Q4- JDC. Est ce qu’il t’apparaît logique que le Cyclosport soit considéré comme une compétition plutôt qu’une randonnée ?
R4-JDLC : Ben, à partir du moment où il y a un temps et un classement, oui. Alors évidemment, faut relativiser le terme de " compétition "… Faire la compet à 22 de moyenne sur une cyclo de haute-montagne, ça fait un peu sourire, mais en même temps, je me revois me battre tout seul à près de 40 km/h entre deux ascensions pour passer aux différents points de contrôle à chaque fois avant l’heure limite sous peine d’être automatiquement aiguillé sur le Mediofondo du Tour du Haut-Adige, puis devoir encore rouler comme un malade après la dernière difficulté de la journée (des pentes de oufs) pour arriver dans les temps pour être classé sur le Granfondo, et là je peux te dire, que j’avais pas l’impression de faire une randonnée…
Q5- JDC. D’après toi quelles devraient être les mesures à prendre pour assurer au cyclosport un avenir radieux ?
R5- JDLC: Démystifier un peu les grands parcours… Genre, je suis pas encore assez entraîné pour faire le grand alors je fais le petit et l’année prochaine peut-être si j’arrive avec plus de bornes au compteur, etc.

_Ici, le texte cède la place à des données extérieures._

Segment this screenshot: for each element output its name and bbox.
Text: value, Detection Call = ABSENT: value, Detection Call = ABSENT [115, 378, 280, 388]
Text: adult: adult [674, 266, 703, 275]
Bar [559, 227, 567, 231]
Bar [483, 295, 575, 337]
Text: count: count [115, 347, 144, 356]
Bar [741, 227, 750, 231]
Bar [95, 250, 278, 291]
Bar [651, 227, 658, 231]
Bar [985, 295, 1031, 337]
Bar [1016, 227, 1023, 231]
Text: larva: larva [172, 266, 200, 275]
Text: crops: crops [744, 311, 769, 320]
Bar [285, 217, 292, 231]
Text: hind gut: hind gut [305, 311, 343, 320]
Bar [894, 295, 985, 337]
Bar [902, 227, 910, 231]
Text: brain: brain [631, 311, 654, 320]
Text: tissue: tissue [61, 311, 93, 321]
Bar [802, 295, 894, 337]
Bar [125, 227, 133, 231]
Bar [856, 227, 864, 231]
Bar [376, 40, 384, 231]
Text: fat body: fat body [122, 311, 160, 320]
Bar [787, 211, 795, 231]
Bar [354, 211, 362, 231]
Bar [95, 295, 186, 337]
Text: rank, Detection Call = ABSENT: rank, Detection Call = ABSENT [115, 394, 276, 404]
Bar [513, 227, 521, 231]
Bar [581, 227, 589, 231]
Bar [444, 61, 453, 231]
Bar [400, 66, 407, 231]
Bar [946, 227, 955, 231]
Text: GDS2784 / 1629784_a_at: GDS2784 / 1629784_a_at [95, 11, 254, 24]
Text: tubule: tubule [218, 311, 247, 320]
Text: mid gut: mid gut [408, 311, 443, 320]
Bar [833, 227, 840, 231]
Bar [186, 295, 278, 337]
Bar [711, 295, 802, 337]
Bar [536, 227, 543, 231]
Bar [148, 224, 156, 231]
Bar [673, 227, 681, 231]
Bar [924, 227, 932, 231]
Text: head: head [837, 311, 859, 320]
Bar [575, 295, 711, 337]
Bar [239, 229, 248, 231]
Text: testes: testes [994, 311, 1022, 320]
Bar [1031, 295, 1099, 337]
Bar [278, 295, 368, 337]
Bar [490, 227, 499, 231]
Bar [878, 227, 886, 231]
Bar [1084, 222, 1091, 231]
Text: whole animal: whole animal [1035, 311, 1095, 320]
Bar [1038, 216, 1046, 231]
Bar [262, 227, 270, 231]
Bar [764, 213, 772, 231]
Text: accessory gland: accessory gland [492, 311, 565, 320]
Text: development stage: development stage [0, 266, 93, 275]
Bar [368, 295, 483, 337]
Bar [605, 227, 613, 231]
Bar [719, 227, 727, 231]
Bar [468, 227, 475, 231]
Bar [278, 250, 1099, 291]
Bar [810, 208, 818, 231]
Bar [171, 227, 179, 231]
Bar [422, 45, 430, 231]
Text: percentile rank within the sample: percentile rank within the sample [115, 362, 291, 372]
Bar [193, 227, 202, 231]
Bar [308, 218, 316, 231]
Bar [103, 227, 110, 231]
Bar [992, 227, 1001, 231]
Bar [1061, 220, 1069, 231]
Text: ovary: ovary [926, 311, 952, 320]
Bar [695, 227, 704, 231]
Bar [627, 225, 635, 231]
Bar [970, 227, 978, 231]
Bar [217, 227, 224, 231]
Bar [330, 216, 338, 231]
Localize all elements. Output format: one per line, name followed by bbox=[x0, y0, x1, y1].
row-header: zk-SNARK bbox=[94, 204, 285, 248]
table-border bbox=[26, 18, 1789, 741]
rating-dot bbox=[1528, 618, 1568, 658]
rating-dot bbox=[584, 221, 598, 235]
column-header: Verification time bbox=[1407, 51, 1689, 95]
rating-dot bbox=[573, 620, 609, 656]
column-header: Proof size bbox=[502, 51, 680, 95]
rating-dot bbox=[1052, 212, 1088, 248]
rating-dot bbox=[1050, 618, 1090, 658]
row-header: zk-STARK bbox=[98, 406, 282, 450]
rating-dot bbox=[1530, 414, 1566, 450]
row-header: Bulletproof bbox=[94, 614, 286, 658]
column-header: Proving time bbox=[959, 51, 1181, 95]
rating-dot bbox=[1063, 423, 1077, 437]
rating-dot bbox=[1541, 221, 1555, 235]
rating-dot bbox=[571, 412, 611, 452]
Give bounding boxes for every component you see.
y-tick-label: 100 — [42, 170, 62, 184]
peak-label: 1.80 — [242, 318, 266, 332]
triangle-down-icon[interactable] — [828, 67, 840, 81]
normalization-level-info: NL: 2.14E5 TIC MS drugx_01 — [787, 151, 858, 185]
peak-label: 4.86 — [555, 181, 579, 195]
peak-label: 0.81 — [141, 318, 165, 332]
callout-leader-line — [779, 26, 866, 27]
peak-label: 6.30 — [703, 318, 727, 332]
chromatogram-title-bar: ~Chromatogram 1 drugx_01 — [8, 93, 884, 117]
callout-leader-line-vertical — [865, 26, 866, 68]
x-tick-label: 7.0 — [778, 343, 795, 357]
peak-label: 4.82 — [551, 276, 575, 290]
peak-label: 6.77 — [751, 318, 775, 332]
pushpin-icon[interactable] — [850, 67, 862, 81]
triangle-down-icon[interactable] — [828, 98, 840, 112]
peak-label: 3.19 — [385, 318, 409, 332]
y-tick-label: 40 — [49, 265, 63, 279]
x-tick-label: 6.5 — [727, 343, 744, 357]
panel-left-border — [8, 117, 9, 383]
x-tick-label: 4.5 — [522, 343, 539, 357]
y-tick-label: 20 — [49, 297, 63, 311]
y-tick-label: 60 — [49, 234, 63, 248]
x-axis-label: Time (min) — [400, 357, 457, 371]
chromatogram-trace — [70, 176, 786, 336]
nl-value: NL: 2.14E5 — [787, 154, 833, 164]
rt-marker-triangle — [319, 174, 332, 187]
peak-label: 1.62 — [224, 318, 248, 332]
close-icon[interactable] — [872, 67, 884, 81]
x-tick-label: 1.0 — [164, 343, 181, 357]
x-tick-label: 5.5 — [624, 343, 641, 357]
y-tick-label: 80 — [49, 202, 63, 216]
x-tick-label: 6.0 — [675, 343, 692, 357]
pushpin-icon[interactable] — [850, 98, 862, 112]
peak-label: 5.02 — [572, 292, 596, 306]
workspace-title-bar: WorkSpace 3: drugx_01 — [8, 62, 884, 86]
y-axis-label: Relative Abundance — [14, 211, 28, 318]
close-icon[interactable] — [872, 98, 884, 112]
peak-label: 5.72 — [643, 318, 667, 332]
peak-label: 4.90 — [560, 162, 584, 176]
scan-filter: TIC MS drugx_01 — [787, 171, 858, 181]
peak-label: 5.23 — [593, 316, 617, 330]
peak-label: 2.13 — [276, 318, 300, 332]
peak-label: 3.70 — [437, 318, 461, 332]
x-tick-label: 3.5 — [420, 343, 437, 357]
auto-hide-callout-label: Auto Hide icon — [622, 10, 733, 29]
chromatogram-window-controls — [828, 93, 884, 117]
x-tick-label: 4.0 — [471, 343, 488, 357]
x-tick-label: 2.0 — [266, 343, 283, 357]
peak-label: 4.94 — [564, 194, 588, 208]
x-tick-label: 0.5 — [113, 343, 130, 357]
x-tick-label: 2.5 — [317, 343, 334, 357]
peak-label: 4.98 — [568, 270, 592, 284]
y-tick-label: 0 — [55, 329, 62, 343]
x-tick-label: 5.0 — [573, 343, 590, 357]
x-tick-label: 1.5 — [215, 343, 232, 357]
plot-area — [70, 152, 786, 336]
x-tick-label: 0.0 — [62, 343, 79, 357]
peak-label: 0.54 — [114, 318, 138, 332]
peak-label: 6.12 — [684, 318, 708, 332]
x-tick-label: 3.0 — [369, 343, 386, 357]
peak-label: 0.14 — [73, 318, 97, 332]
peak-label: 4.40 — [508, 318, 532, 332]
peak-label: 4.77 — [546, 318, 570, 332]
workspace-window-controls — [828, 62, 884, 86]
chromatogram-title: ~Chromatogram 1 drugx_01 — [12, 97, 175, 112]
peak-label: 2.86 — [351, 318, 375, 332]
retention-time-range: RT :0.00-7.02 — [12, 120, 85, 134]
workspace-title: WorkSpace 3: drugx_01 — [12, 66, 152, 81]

Faut pas déconner…et puis arrêter de triper sur les à-côtés à la con, genre " ambiance ", petits cadeaux de bienvenue, maillots au design lourdingue, etc. Un peu moins de kermesse, un peu moins de Machin était super disponible, il a roulé avec nous pendant douze kilomètres et demi, etc. je crois que ça ferait du bien.
Q6- JDC. Quel est ton type d’épreuve préféré ?
R6- JDLC : Je ne sais pas encore. Au départ, je croyais que j’avais une nette préférence pour les épreuves de haute-montagne, mais finalement, les épreuves de moyenne et très moyenne montagne me conviennent aussi pas mal… L’année prochaine, je crois même que je vais me risquer à un peu de plaine. En revanche, je sais le type d’épreuves qui fout en l’air mon plaisir : celles avec des centaines voire des milliers de personnes au départ, où tous les niveaux se bousculent et où tu rames comme un malade pour remonter des dizaines de paquets pour finalement te retrouver cramé et tout d’un coup seul because 80 % de cet énorme peloton qui " confirme le succès de la Machin ou de la Truc " a bifurqué sur les petits parcours. Bref, l’année prochaine, je pense mon calendrier uniquement avec les épreuves à départs séparés… ou celles qui attirent vraiment peu de monde. Du coup, ça laisse peu de choix, mais bon…
Q7-JDC. Qui sont les cyclosportifs qui deviennent tes amis ?
R7-JDLC : Ben ceux ou celles (ou plutôt certains ou certaines) que je rencontre sur le Net, because, avec mon niveau de néocyclosportif sous-entraîné de trente-neuf ans (bientôt quarante), sur les grands parcours, faut bien l’avouer, je vois pas grand monde.
13 Octobre 2004.
Interview exclusive JDC. Droits réservés.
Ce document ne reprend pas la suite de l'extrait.